When we started building the new Metigy website as part of our recent rebrand, we laid out a couple of requirements, the main one of which was it had to be fast and scalable. This article focuses on the backend of the website and how we delivered the objective very effectively, using WordPress. Our marketing efforts have responded very positively to everything we put into the new site. Now, before I continue, a few people will grumble with me about the WordPress blog system not being the best. It does have its problems and I’ve managed to hit a very large number of them. Face first, whilst on fire, tumbling off a cliff and being chased by angry cats with knives. But that’s another story. We were aiming to make this site super lean and easy to update via continuous deployment tools like Elastic Beanstalk. Be completely self-contained where possible. But we still want leverage the advantages of WordPress as its admin tool. There are many projects out there that try and solve this problem and I looked at them and learned from their ideas. What we ended up with a fairly simple stack (obviously this is a simplified version of the simplified stack). And our own design, that works for us.
The Technology and Libraries we used
- WordPress – Yes, it’s still there but it’s just an admin tool, handling content creation, asset handling, and uploading. We did write a plugin to add our own custom post types for sections like Careers and Help as well as a few other bits and pieces. What we didn’t do was use their core code as originally intended as it was just too slow for us.
- Slim Framework – My favorite small framework. Gives you enough to get started, is built on PSR7 HTTP Interfaces, and uses the fantastic, lightweight routing library, FastRoute. We combine that with mature libraries such as Monolog for logging.
- Twig – Love this for the templating engine! So powerful and easy to write. Make things a lot easier to write and maintain. Sidenote: There are libraries like Timber designed to let you use Twig with WordPress. I’d recommend trying it!
- Stash – A great caching library for PHP that supports most of the major caching types including Memcache, Redis, and the file system.
- CloudFront – When you’re on Amazon, it’s the best choice (although this may change in the future).
- Elastic Beanstalk – Brilliant for simplifying deployment to multiple boxes
- Composer – Couldn’t not include this as it’s a lifesaver most of the time, handling our dependencies and autoloading efficiently.
How did we make it all work?
The long and the short of it is that we started by figuring out what we wanted from the database and writing those queries. It involved a series of joins and group_concats which meant we could run queries in a fraction of a second. Once we have the data, we run a series of transformations over the results that pre-generate most of what we need for output. This includes the URL – generated using named routes in FastRoute, the author’s details, Images including fallbacks if no featured image is defined, etc. Also to make finding things quick given that we only usually access posts using an id, slug, or similar, we create an index of the indexes for those in the cache too.

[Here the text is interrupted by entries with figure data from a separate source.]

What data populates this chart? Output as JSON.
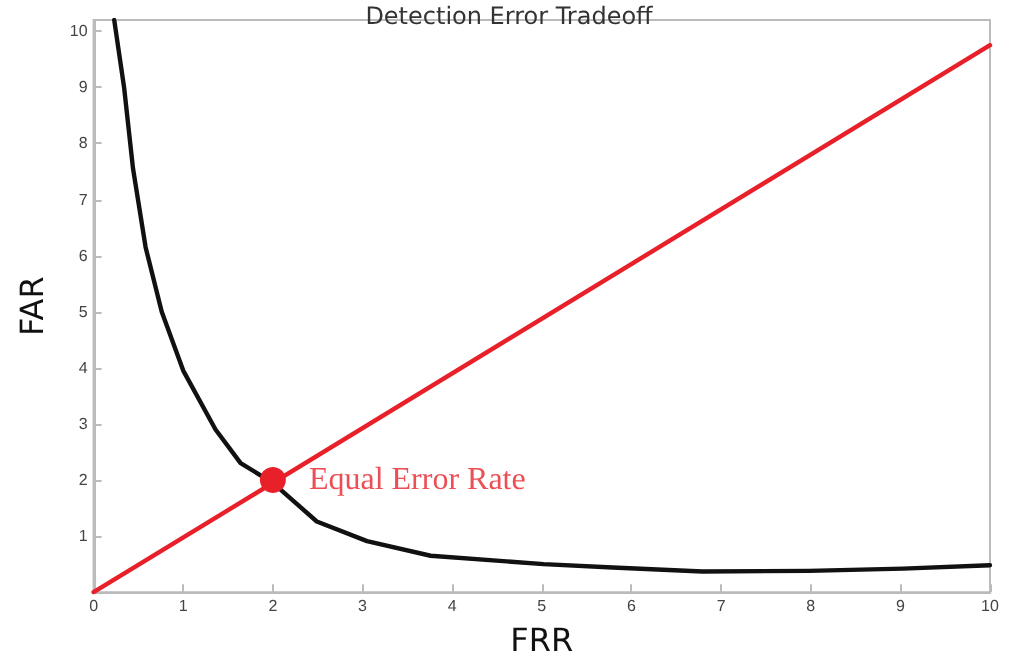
{
  "chart_data": {
    "type": "line",
    "title": "Detection Error Tradeoff",
    "xlabel": "FRR",
    "ylabel": "FAR",
    "xlim": [
      0,
      10
    ],
    "ylim": [
      0,
      10.2
    ],
    "xticks": [
      0,
      1,
      2,
      3,
      4,
      5,
      6,
      7,
      8,
      9,
      10
    ],
    "yticks": [
      {
        "value": 0,
        "label": null
      },
      1,
      2,
      3,
      4,
      5,
      6,
      7,
      8,
      9,
      10
    ],
    "grid": false,
    "marker": "none",
    "line_style": "solid",
    "series": [
      {
        "color": "#e8202a",
        "x": [
          0,
          10
        ],
        "values": [
          0,
          9.75
        ]
      },
      {
        "color": "#111111",
        "x": [
          0.23,
          0.34,
          0.44,
          0.58,
          0.76,
          1.0,
          1.36,
          1.64,
          2.0,
          2.49,
          3.05,
          3.76,
          5.02,
          5.79,
          6.79,
          7.98,
          9.03,
          10
        ],
        "values": [
          10.2,
          9.0,
          7.55,
          6.15,
          5.0,
          3.95,
          2.9,
          2.3,
          1.95,
          1.26,
          0.91,
          0.65,
          0.5,
          0.44,
          0.37,
          0.38,
          0.42,
          0.48
        ]
      },
      {
        "type": "scatter",
        "marker": "circle",
        "color": "#e8202a",
        "x": [
          2
        ],
        "values": [
          2
        ]
      }
    ],
    "annotations": [
      {
        "text": "Equal Error Rate",
        "x": 2,
        "y": 2
      }
    ]
  }
}
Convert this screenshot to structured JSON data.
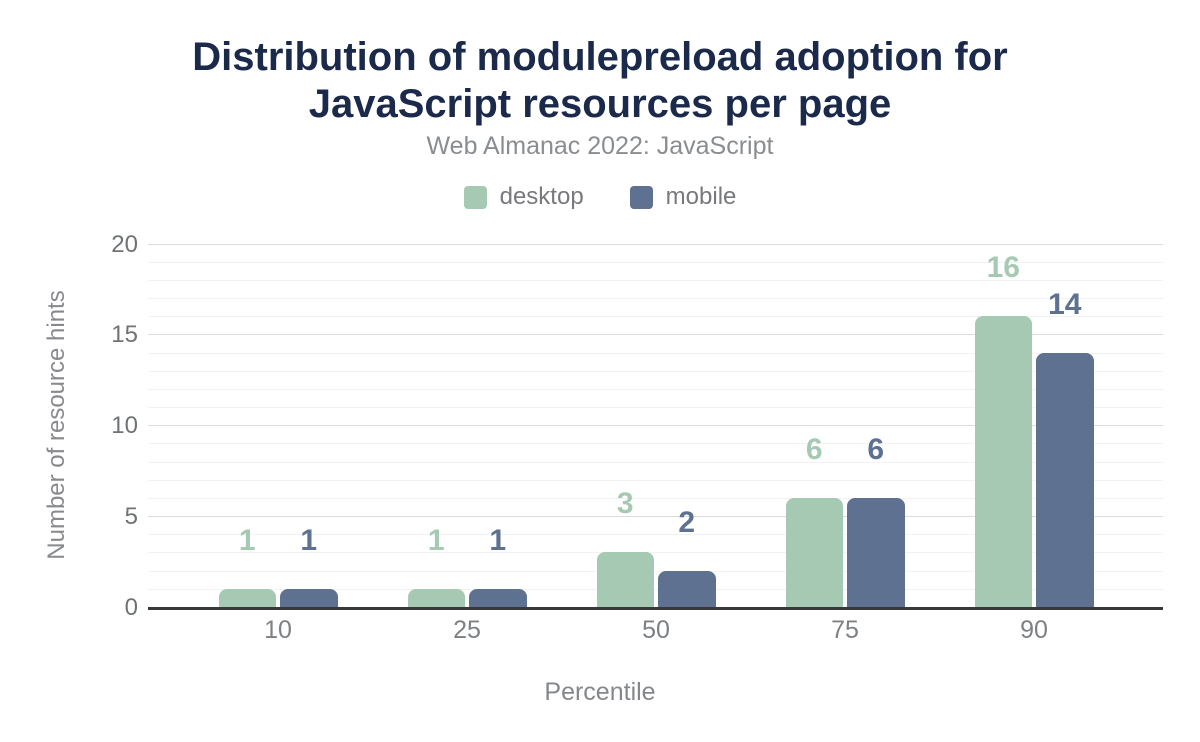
{
  "chart_data": {
    "type": "bar",
    "title": "Distribution of modulepreload adoption for JavaScript resources per page",
    "subtitle": "Web Almanac 2022: JavaScript",
    "categories": [
      "10",
      "25",
      "50",
      "75",
      "90"
    ],
    "series": [
      {
        "name": "desktop",
        "color": "#a6c9b4",
        "values": [
          1,
          1,
          3,
          6,
          16
        ]
      },
      {
        "name": "mobile",
        "color": "#5e7190",
        "values": [
          1,
          1,
          2,
          6,
          14
        ]
      }
    ],
    "xlabel": "Percentile",
    "ylabel": "Number of resource hints",
    "ylim": [
      0,
      20
    ],
    "yticks": [
      0,
      5,
      10,
      15,
      20
    ],
    "grid": {
      "minor_step": 1,
      "major_step": 5
    },
    "legend_position": "top",
    "data_labels": true,
    "colors": {
      "title": "#1b2a4a",
      "subtitle": "#8a8d90",
      "axis_line": "#383838",
      "tick_text": "#6f7376"
    }
  }
}
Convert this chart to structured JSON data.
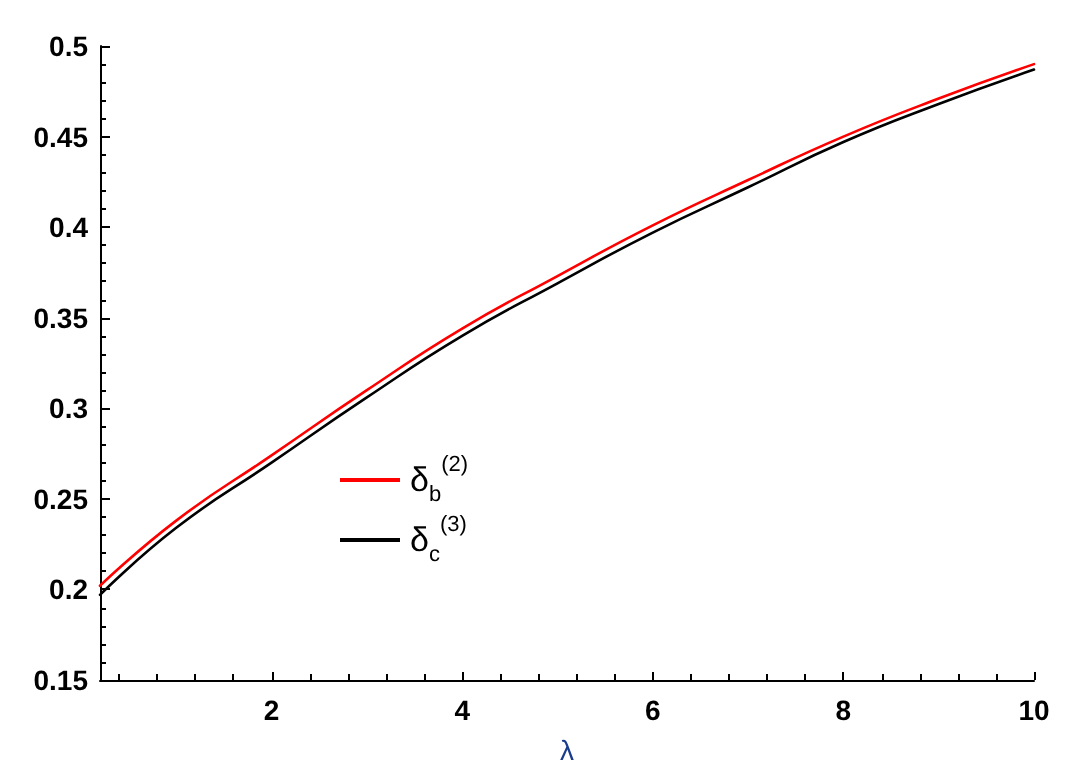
{
  "chart_data": {
    "type": "line",
    "xlabel": "λ",
    "x": [
      0.2,
      1,
      2,
      3,
      4,
      5,
      6,
      7,
      8,
      9,
      10
    ],
    "series": [
      {
        "name": "δ$_{b}$$^{(2)}$",
        "color": "#ff0000",
        "values": [
          0.202,
          0.238,
          0.274,
          0.31,
          0.344,
          0.373,
          0.401,
          0.426,
          0.45,
          0.471,
          0.49
        ]
      },
      {
        "name": "δ$_{c}$$^{(3)}$",
        "color": "#000000",
        "values": [
          0.197,
          0.234,
          0.27,
          0.306,
          0.34,
          0.369,
          0.397,
          0.422,
          0.447,
          0.468,
          0.487
        ]
      }
    ],
    "xlim": [
      0.2,
      10
    ],
    "xticks": [
      2,
      4,
      6,
      8,
      10
    ],
    "ylim": [
      0.15,
      0.5
    ],
    "yticks": [
      0.15,
      0.2,
      0.25,
      0.3,
      0.35,
      0.4,
      0.45,
      0.5
    ],
    "grid": false,
    "legend": "left",
    "marker": "none",
    "line_style": "solid"
  }
}
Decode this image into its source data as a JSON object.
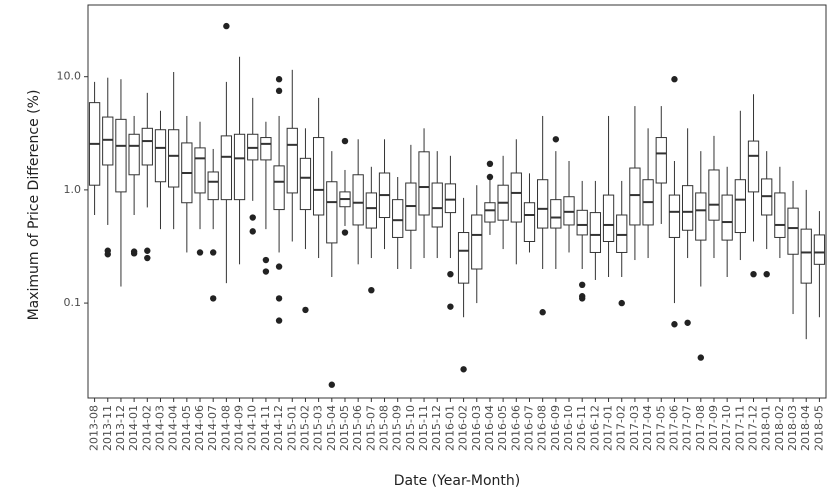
{
  "chart_data": {
    "type": "box",
    "x_label": "Date (Year-Month)",
    "y_label": "Maximum of Price Difference (%)",
    "log_y": true,
    "grid": true,
    "ylim": [
      0.0145,
      43
    ],
    "yticks": [
      {
        "value": 10,
        "label": "10.0"
      },
      {
        "value": 1,
        "label": "1.0"
      },
      0.1
    ],
    "categories": [
      "2013-08",
      "2013-11",
      "2013-12",
      "2014-01",
      "2014-02",
      "2014-03",
      "2014-04",
      "2014-05",
      "2014-06",
      "2014-07",
      "2014-08",
      "2014-09",
      "2014-10",
      "2014-11",
      "2014-12",
      "2015-01",
      "2015-02",
      "2015-03",
      "2015-04",
      "2015-05",
      "2015-06",
      "2015-07",
      "2015-08",
      "2015-09",
      "2015-10",
      "2015-11",
      "2015-12",
      "2016-01",
      "2016-02",
      "2016-03",
      "2016-04",
      "2016-05",
      "2016-06",
      "2016-07",
      "2016-08",
      "2016-09",
      "2016-10",
      "2016-11",
      "2016-12",
      "2017-01",
      "2017-02",
      "2017-03",
      "2017-04",
      "2017-05",
      "2017-06",
      "2017-07",
      "2017-08",
      "2017-09",
      "2017-10",
      "2017-11",
      "2017-12",
      "2018-01",
      "2018-02",
      "2018-03",
      "2018-04",
      "2018-05"
    ],
    "boxes": [
      {
        "low": 0.6,
        "q1": 1.1,
        "median": 2.55,
        "q3": 5.9,
        "high": 9
      },
      {
        "low": 0.49,
        "q1": 1.66,
        "median": 2.77,
        "q3": 4.4,
        "high": 9.8,
        "outliers": [
          0.29,
          0.27
        ]
      },
      {
        "low": 0.14,
        "q1": 0.96,
        "median": 2.45,
        "q3": 4.2,
        "high": 9.5
      },
      {
        "low": 0.6,
        "q1": 1.36,
        "median": 2.45,
        "q3": 3.1,
        "high": 4.5,
        "outliers": [
          0.285,
          0.275
        ]
      },
      {
        "low": 0.7,
        "q1": 1.66,
        "median": 2.7,
        "q3": 3.5,
        "high": 7.2,
        "outliers": [
          0.29,
          0.25
        ]
      },
      {
        "low": 0.45,
        "q1": 1.18,
        "median": 2.35,
        "q3": 3.4,
        "high": 5
      },
      {
        "low": 0.45,
        "q1": 1.06,
        "median": 2.0,
        "q3": 3.4,
        "high": 11
      },
      {
        "low": 0.28,
        "q1": 0.77,
        "median": 1.41,
        "q3": 2.6,
        "high": 4.5
      },
      {
        "low": 0.45,
        "q1": 0.94,
        "median": 1.9,
        "q3": 2.35,
        "high": 4,
        "outliers": [
          0.28
        ]
      },
      {
        "low": 0.45,
        "q1": 0.82,
        "median": 1.18,
        "q3": 1.44,
        "high": 2.3,
        "outliers": [
          0.28,
          0.11
        ]
      },
      {
        "low": 0.15,
        "q1": 0.82,
        "median": 1.96,
        "q3": 3.0,
        "high": 9,
        "outliers": [
          28
        ]
      },
      {
        "low": 0.22,
        "q1": 0.82,
        "median": 1.9,
        "q3": 3.1,
        "high": 15
      },
      {
        "low": 0.8,
        "q1": 1.84,
        "median": 2.35,
        "q3": 3.1,
        "high": 6.5,
        "outliers": [
          0.57,
          0.43
        ]
      },
      {
        "low": 0.45,
        "q1": 1.84,
        "median": 2.55,
        "q3": 2.9,
        "high": 4,
        "outliers": [
          0.24,
          0.19
        ]
      },
      {
        "low": 0.28,
        "q1": 0.67,
        "median": 1.18,
        "q3": 1.63,
        "high": 4.5,
        "outliers": [
          9.5,
          7.5,
          0.21,
          0.11,
          0.07
        ]
      },
      {
        "low": 0.35,
        "q1": 0.94,
        "median": 2.5,
        "q3": 3.5,
        "high": 11.5
      },
      {
        "low": 0.3,
        "q1": 0.67,
        "median": 1.28,
        "q3": 1.9,
        "high": 3.5,
        "outliers": [
          0.087
        ]
      },
      {
        "low": 0.25,
        "q1": 0.6,
        "median": 1.0,
        "q3": 2.9,
        "high": 6.5
      },
      {
        "low": 0.17,
        "q1": 0.34,
        "median": 0.78,
        "q3": 1.18,
        "high": 2.2,
        "outliers": [
          0.019
        ]
      },
      {
        "low": 0.48,
        "q1": 0.71,
        "median": 0.83,
        "q3": 0.96,
        "high": 1.5,
        "outliers": [
          2.7,
          0.42
        ]
      },
      {
        "low": 0.22,
        "q1": 0.49,
        "median": 0.77,
        "q3": 1.36,
        "high": 2.8
      },
      {
        "low": 0.25,
        "q1": 0.46,
        "median": 0.69,
        "q3": 0.94,
        "high": 1.6,
        "outliers": [
          0.13
        ]
      },
      {
        "low": 0.3,
        "q1": 0.57,
        "median": 0.9,
        "q3": 1.41,
        "high": 2.8
      },
      {
        "low": 0.2,
        "q1": 0.38,
        "median": 0.54,
        "q3": 0.82,
        "high": 1.3
      },
      {
        "low": 0.2,
        "q1": 0.44,
        "median": 0.72,
        "q3": 1.15,
        "high": 2.5
      },
      {
        "low": 0.25,
        "q1": 0.6,
        "median": 1.06,
        "q3": 2.17,
        "high": 3.5
      },
      {
        "low": 0.25,
        "q1": 0.47,
        "median": 0.69,
        "q3": 1.15,
        "high": 2.2
      },
      {
        "low": 0.25,
        "q1": 0.63,
        "median": 0.82,
        "q3": 1.13,
        "high": 2.0,
        "outliers": [
          0.18,
          0.093
        ]
      },
      {
        "low": 0.075,
        "q1": 0.15,
        "median": 0.29,
        "q3": 0.42,
        "high": 0.85,
        "outliers": [
          0.026
        ]
      },
      {
        "low": 0.1,
        "q1": 0.2,
        "median": 0.4,
        "q3": 0.6,
        "high": 1.1
      },
      {
        "low": 0.4,
        "q1": 0.52,
        "median": 0.66,
        "q3": 0.77,
        "high": 1.3,
        "outliers": [
          1.7,
          1.3
        ]
      },
      {
        "low": 0.3,
        "q1": 0.54,
        "median": 0.77,
        "q3": 1.1,
        "high": 2.0
      },
      {
        "low": 0.22,
        "q1": 0.52,
        "median": 0.94,
        "q3": 1.41,
        "high": 2.8
      },
      {
        "low": 0.28,
        "q1": 0.35,
        "median": 0.6,
        "q3": 0.77,
        "high": 1.4
      },
      {
        "low": 0.2,
        "q1": 0.46,
        "median": 0.68,
        "q3": 1.23,
        "high": 4.5,
        "outliers": [
          0.083
        ]
      },
      {
        "low": 0.2,
        "q1": 0.46,
        "median": 0.57,
        "q3": 0.82,
        "high": 2.2,
        "outliers": [
          2.8
        ]
      },
      {
        "low": 0.28,
        "q1": 0.49,
        "median": 0.64,
        "q3": 0.87,
        "high": 1.8
      },
      {
        "low": 0.2,
        "q1": 0.4,
        "median": 0.49,
        "q3": 0.66,
        "high": 1.2,
        "outliers": [
          0.145,
          0.115,
          0.11
        ]
      },
      {
        "low": 0.16,
        "q1": 0.28,
        "median": 0.4,
        "q3": 0.63,
        "high": 1.2
      },
      {
        "low": 0.17,
        "q1": 0.35,
        "median": 0.49,
        "q3": 0.9,
        "high": 4.5
      },
      {
        "low": 0.17,
        "q1": 0.28,
        "median": 0.4,
        "q3": 0.6,
        "high": 1.2,
        "outliers": [
          0.1
        ]
      },
      {
        "low": 0.24,
        "q1": 0.49,
        "median": 0.9,
        "q3": 1.56,
        "high": 5.5
      },
      {
        "low": 0.25,
        "q1": 0.49,
        "median": 0.78,
        "q3": 1.23,
        "high": 3.5
      },
      {
        "low": 0.5,
        "q1": 1.15,
        "median": 2.1,
        "q3": 2.9,
        "high": 5.5
      },
      {
        "low": 0.1,
        "q1": 0.38,
        "median": 0.64,
        "q3": 0.9,
        "high": 1.8,
        "outliers": [
          9.5,
          0.065
        ]
      },
      {
        "low": 0.25,
        "q1": 0.44,
        "median": 0.64,
        "q3": 1.09,
        "high": 3.5,
        "outliers": [
          0.067
        ]
      },
      {
        "low": 0.14,
        "q1": 0.36,
        "median": 0.66,
        "q3": 0.94,
        "high": 2.2,
        "outliers": [
          0.033
        ]
      },
      {
        "low": 0.25,
        "q1": 0.54,
        "median": 0.74,
        "q3": 1.5,
        "high": 3.0
      },
      {
        "low": 0.17,
        "q1": 0.36,
        "median": 0.52,
        "q3": 0.9,
        "high": 1.6
      },
      {
        "low": 0.24,
        "q1": 0.42,
        "median": 0.82,
        "q3": 1.23,
        "high": 5
      },
      {
        "low": 0.35,
        "q1": 0.96,
        "median": 2.0,
        "q3": 2.7,
        "high": 7,
        "outliers": [
          0.18
        ]
      },
      {
        "low": 0.3,
        "q1": 0.6,
        "median": 0.88,
        "q3": 1.25,
        "high": 2.2,
        "outliers": [
          0.18
        ]
      },
      {
        "low": 0.25,
        "q1": 0.38,
        "median": 0.49,
        "q3": 0.94,
        "high": 1.6
      },
      {
        "low": 0.08,
        "q1": 0.27,
        "median": 0.46,
        "q3": 0.69,
        "high": 1.2
      },
      {
        "low": 0.048,
        "q1": 0.15,
        "median": 0.28,
        "q3": 0.45,
        "high": 1.0
      },
      {
        "low": 0.075,
        "q1": 0.22,
        "median": 0.28,
        "q3": 0.4,
        "high": 0.65
      }
    ]
  }
}
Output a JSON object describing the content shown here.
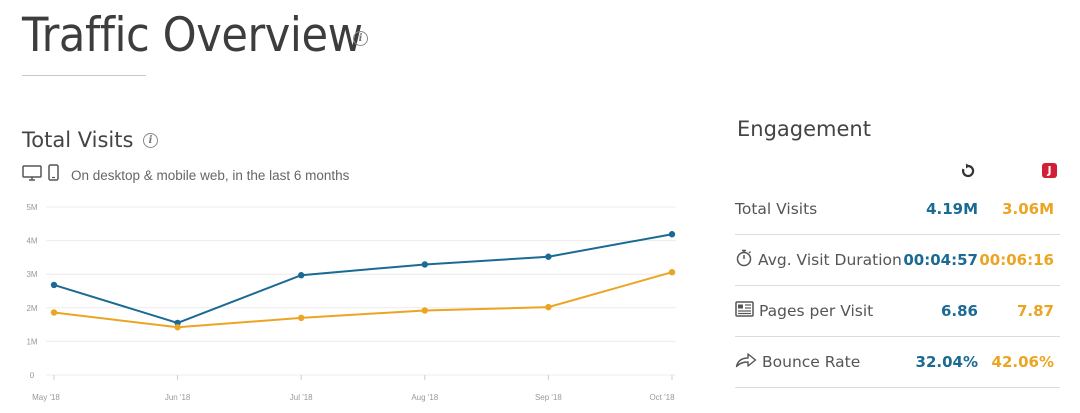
{
  "header": {
    "title": "Traffic Overview"
  },
  "visits": {
    "title": "Total Visits",
    "subtitle": "On desktop & mobile web, in the last 6 months"
  },
  "colors": {
    "series_a": "#1b6a93",
    "series_b": "#eba523",
    "grid": "#ececec",
    "red_badge": "#d21f35"
  },
  "chart_data": {
    "type": "line",
    "x": [
      "May '18",
      "Jun '18",
      "Jul '18",
      "Aug '18",
      "Sep '18",
      "Oct '18"
    ],
    "y_ticks": [
      "0",
      "1M",
      "2M",
      "3M",
      "4M",
      "5M"
    ],
    "ylim": [
      0,
      5
    ],
    "grid": true,
    "series": [
      {
        "values": [
          2.68,
          1.55,
          2.97,
          3.29,
          3.52,
          4.19
        ],
        "color": "#1b6a93"
      },
      {
        "values": [
          1.86,
          1.42,
          1.7,
          1.92,
          2.02,
          3.06
        ],
        "color": "#eba523"
      }
    ]
  },
  "engagement": {
    "title": "Engagement",
    "rows": [
      {
        "label": "Total Visits",
        "icon": "",
        "a": "4.19M",
        "b": "3.06M"
      },
      {
        "label": "Avg. Visit Duration",
        "icon": "stopwatch-icon",
        "a": "00:04:57",
        "b": "00:06:16"
      },
      {
        "label": "Pages per Visit",
        "icon": "pages-icon",
        "a": "6.86",
        "b": "7.87"
      },
      {
        "label": "Bounce Rate",
        "icon": "share-arrow-icon",
        "a": "32.04%",
        "b": "42.06%"
      }
    ]
  }
}
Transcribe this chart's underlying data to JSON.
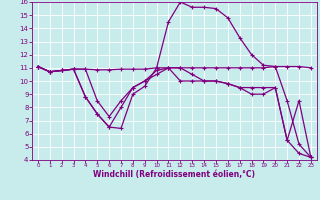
{
  "xlabel": "Windchill (Refroidissement éolien,°C)",
  "background_color": "#c8ecec",
  "line_color": "#800080",
  "grid_color": "#ffffff",
  "xlim": [
    -0.5,
    23.5
  ],
  "ylim": [
    4,
    16
  ],
  "xticks": [
    0,
    1,
    2,
    3,
    4,
    5,
    6,
    7,
    8,
    9,
    10,
    11,
    12,
    13,
    14,
    15,
    16,
    17,
    18,
    19,
    20,
    21,
    22,
    23
  ],
  "yticks": [
    4,
    5,
    6,
    7,
    8,
    9,
    10,
    11,
    12,
    13,
    14,
    15,
    16
  ],
  "series1_x": [
    0,
    1,
    2,
    3,
    4,
    5,
    6,
    7,
    8,
    9,
    10,
    11,
    12,
    13,
    14,
    15,
    16,
    17,
    18,
    19,
    20,
    21,
    22,
    23
  ],
  "series1_y": [
    11.1,
    10.7,
    10.8,
    10.9,
    10.9,
    10.85,
    10.85,
    10.9,
    10.9,
    10.9,
    11.0,
    11.0,
    11.0,
    11.0,
    11.0,
    11.0,
    11.0,
    11.0,
    11.0,
    11.0,
    11.1,
    11.1,
    11.1,
    11.0
  ],
  "series2_x": [
    0,
    1,
    2,
    3,
    4,
    5,
    6,
    7,
    8,
    9,
    10,
    11,
    12,
    13,
    14,
    15,
    16,
    17,
    18,
    19,
    20,
    21,
    22,
    23
  ],
  "series2_y": [
    11.1,
    10.7,
    10.8,
    10.9,
    8.8,
    7.5,
    6.5,
    6.4,
    9.0,
    9.6,
    11.0,
    14.5,
    16.0,
    15.6,
    15.6,
    15.5,
    14.8,
    13.3,
    12.0,
    11.2,
    11.1,
    8.5,
    5.2,
    4.2
  ],
  "series3_x": [
    0,
    1,
    2,
    3,
    4,
    5,
    6,
    7,
    8,
    9,
    10,
    11,
    12,
    13,
    14,
    15,
    16,
    17,
    18,
    19,
    20,
    21,
    22,
    23
  ],
  "series3_y": [
    11.1,
    10.7,
    10.8,
    10.9,
    8.8,
    7.5,
    6.5,
    8.0,
    9.5,
    10.0,
    10.5,
    11.0,
    10.0,
    10.0,
    10.0,
    10.0,
    9.8,
    9.5,
    9.5,
    9.5,
    9.5,
    5.5,
    4.5,
    4.2
  ],
  "series4_x": [
    0,
    1,
    2,
    3,
    4,
    5,
    6,
    7,
    8,
    9,
    10,
    11,
    12,
    13,
    14,
    15,
    16,
    17,
    18,
    19,
    20,
    21,
    22,
    23
  ],
  "series4_y": [
    11.1,
    10.7,
    10.8,
    10.9,
    10.9,
    8.5,
    7.3,
    8.5,
    9.5,
    10.0,
    10.8,
    11.0,
    11.0,
    10.5,
    10.0,
    10.0,
    9.8,
    9.5,
    9.0,
    9.0,
    9.5,
    5.5,
    8.5,
    4.2
  ]
}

This gives us really quick lookups for all common searches. By doing that everything is ready for the front-end Twig templates and consistent components that can all be re-used. All the Twig has to handle is deciding what the start and end rows are and if it needs to show the back and forward buttons.Handling changes from WordPress
Here we wrestled with a few different approaches, some we like more than others:- Get WordPress to call an API on the site to tell it when something changes. We decided against this on the grounds that it wouldn’t work when we have multiple sites running.
- Get the website servers to call the WordPress API and pull down changes. We decided against this idea as we wanted to make it super lean, and having X number of web servers suddenly poll the WordPress API worried us.
- Run a cron job on each box that checks for changes. This way each website is completely self-contained, bar the need to talk to the database servers. But our caching means that as long as the cache is primed, that won’t matter (and we can use a long expiry time).
- Each Post Type last updated time
- The last user updated time (we had to add this via our custom plugin to store custom meta each time the user changed – can’t believe this isn’t built-in)
- Get the last updated time for taxonomies. Again, we manually added this via our plugin.